VFD Selection Size Chart
Use this convenient lookup table to find typical three-phase motor ratings, calculated full-load current estimates at 415V (assuming standard efficiency/PF), and the recommended industrial VFD size.
| Motor HP | Motor kW | Approx Current (415V) | Suggested VFD Size | Recommended Standard |
|---|---|---|---|---|
| 1 HP | 0.75 kW | 1.5 A | 0.75 kW | IEC 61800-2 |
| 2 HP | 1.5 kW | 3.0 A | 1.5 kW | IEC 61800-2 |
| 3 HP | 2.2 kW | 4.5 A | 2.2 kW | IEC 61800-2 |
| 5 HP | 3.7 kW | 7.0 A | 3.7 kW | IEC / NEC Art 430 |
| 7.5 HP | 5.5 kW | 10.0 A | 5.5 kW | IEC / NEC Art 430 |
| 10 HP | 7.5 kW | 14.0 A | 7.5 kW | IEC / NEC Art 430 |
| 15 HP | 11 kW | 21.0 A | 11 kW | IEC / IEEE 1566 |
| 20 HP | 15 kW | 27.0 A | 15 kW | IEC / IEEE 1566 |
| 25 HP | 18.5 kW | 33.0 A | 18.5 kW | IEC / IEEE 1566 |
| 30 HP | 22 kW | 39.0 A | 22 kW | IEC / NEMA ICS 7.1 |
| 40 HP | 30 kW | 52.0 A | 30 kW | IEC / NEMA ICS 7.1 |
| 50 HP | 37 kW | 65.0 A | 37 kW | IEC / NEMA ICS 7.1 |
* Values shown are conservative estimates for standard 3-phase systems. Motor specifications differ between 2-pole, 4-pole, and 6-pole windings. Always consult the specific motor nameplate before ordering components.
VFD Selection Frequently Asked Questions
Calculate motor current using electrical power ratings and supply voltage, then apply an overload factor (typically 1.15 to 1.5) to determine the required VFD current rating. Finally, select the standard size larger than or equal to that calculation.
In standard variable-torque applications (fans and pumps), the VFD size can exactly match the motor power. However, for heavy-duty, high starting torque, or high-inertia applications, you should select a VFD one size larger than the motor rating.
Overload factors protect the drive system from transient overload conditions and high startup load demands. It acts as an engineering safety margin to handle current surges without causing immediate thermal or overcurrent drive faults.
Yes, but all motors must run at the same speed/frequency, and the sum of the motors' full-load current ratings must not exceed the VFD's continuous output current rating. Additionally, each motor must be protected by a dedicated thermal overload relay.
Constant torque loads such as positive displacement compressors, conveyors, crushers, mixers, and reciprocating pumps are considered heavy-duty. Sizing requires a robust overload factor of 1.5x to handle severe load spikes.
IEC 61800-2 is commonly used internationally for general low-voltage drives, while NEC Article 430 Part X and NEMA ICS 7.1 are widely applied in North America. IEEE 1566 and IEEE 519 provide specialized industrial and power quality guidance.

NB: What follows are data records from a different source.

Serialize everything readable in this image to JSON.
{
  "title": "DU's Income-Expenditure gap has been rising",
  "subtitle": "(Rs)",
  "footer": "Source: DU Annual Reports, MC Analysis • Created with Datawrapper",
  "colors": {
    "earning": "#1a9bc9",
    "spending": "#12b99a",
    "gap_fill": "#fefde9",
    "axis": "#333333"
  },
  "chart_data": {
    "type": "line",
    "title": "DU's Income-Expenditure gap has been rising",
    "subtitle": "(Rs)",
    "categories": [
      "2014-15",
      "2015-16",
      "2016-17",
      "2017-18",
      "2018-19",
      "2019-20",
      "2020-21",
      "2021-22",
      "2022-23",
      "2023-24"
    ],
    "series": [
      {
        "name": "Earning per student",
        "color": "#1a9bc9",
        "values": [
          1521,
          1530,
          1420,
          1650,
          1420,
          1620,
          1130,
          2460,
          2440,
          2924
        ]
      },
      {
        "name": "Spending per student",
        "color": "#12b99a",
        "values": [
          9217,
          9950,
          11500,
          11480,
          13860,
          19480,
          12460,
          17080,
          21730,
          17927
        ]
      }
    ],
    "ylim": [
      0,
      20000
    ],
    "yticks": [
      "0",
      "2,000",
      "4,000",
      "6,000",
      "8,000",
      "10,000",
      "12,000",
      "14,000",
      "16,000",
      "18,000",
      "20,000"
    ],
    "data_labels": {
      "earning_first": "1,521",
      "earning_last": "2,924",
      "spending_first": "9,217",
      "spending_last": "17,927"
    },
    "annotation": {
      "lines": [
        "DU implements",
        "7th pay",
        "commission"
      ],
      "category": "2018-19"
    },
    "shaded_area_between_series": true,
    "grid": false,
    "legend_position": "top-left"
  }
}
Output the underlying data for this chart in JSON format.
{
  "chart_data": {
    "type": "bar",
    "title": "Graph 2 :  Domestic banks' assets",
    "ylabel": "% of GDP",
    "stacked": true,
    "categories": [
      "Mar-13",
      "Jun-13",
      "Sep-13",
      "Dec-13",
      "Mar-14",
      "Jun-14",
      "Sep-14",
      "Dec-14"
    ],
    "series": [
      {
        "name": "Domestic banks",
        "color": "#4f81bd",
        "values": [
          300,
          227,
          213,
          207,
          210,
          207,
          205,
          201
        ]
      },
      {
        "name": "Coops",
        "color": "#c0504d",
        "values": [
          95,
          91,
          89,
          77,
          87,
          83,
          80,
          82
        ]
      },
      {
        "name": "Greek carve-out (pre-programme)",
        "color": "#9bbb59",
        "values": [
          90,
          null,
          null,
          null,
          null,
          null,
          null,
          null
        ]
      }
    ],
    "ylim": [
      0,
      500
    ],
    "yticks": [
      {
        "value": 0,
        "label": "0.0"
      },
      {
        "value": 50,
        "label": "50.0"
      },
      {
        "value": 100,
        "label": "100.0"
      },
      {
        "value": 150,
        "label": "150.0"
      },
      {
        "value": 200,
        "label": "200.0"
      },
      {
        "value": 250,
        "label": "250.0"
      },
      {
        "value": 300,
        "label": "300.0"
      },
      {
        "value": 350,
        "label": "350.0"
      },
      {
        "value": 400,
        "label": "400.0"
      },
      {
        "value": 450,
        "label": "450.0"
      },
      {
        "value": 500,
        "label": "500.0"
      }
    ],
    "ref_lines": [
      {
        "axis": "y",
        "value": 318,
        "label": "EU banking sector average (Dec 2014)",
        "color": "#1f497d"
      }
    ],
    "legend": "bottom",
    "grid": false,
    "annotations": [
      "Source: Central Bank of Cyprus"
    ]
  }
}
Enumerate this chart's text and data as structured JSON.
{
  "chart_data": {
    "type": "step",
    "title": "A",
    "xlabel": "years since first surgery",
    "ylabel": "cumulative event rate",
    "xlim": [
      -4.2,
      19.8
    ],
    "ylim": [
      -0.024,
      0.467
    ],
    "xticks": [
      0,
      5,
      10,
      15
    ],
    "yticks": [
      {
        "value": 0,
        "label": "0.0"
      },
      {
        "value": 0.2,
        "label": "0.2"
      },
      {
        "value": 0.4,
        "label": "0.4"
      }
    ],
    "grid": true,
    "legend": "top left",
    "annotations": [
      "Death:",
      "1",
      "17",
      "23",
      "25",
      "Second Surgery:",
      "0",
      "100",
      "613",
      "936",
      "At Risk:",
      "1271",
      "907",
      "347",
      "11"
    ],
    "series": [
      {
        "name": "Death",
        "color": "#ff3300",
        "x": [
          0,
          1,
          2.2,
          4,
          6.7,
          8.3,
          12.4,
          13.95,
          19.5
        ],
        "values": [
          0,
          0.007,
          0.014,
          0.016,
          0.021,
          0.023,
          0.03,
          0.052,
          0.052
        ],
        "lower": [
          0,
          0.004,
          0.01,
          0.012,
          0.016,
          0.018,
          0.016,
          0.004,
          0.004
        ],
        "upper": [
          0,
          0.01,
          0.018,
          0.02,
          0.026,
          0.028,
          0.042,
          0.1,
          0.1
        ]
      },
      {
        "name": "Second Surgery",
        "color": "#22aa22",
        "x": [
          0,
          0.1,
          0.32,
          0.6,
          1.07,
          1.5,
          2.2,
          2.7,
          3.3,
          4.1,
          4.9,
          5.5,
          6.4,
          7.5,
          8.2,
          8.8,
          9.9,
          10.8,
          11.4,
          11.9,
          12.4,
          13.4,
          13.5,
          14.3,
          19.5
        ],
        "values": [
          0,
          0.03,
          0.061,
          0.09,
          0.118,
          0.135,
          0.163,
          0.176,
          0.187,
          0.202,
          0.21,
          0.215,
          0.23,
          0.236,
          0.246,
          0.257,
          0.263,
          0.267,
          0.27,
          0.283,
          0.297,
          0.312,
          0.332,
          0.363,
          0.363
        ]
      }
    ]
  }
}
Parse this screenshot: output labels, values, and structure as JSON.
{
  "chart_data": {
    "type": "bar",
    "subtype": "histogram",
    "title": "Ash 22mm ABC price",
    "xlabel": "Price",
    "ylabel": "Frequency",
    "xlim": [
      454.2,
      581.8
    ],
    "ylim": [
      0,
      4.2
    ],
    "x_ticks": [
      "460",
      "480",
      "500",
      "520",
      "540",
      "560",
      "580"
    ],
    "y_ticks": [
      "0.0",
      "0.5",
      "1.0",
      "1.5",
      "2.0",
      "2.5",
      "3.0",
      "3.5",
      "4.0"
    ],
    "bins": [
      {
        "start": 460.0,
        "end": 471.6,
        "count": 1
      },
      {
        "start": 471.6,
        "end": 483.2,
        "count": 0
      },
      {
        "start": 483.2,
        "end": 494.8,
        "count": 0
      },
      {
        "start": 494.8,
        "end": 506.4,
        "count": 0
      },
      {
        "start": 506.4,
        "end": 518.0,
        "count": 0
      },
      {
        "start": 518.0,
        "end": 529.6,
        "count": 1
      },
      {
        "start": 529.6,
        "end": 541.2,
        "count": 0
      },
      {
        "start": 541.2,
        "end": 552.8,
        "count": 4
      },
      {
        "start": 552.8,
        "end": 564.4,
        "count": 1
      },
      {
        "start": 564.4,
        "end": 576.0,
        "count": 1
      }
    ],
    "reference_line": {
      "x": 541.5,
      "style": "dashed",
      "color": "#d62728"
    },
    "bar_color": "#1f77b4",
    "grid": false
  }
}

NEC Article 430 Part X mainly governs wiring, input conductor sizing (at 125% of the VFD rated input current), short-circuit protection, and grounding rather than direct thermal sizing.
NEMA ICS 7.1 provides comprehensive selection guides for adjustable-speed drive systems, detailing torque requirements, motor harmonic heating, and noise mitigation.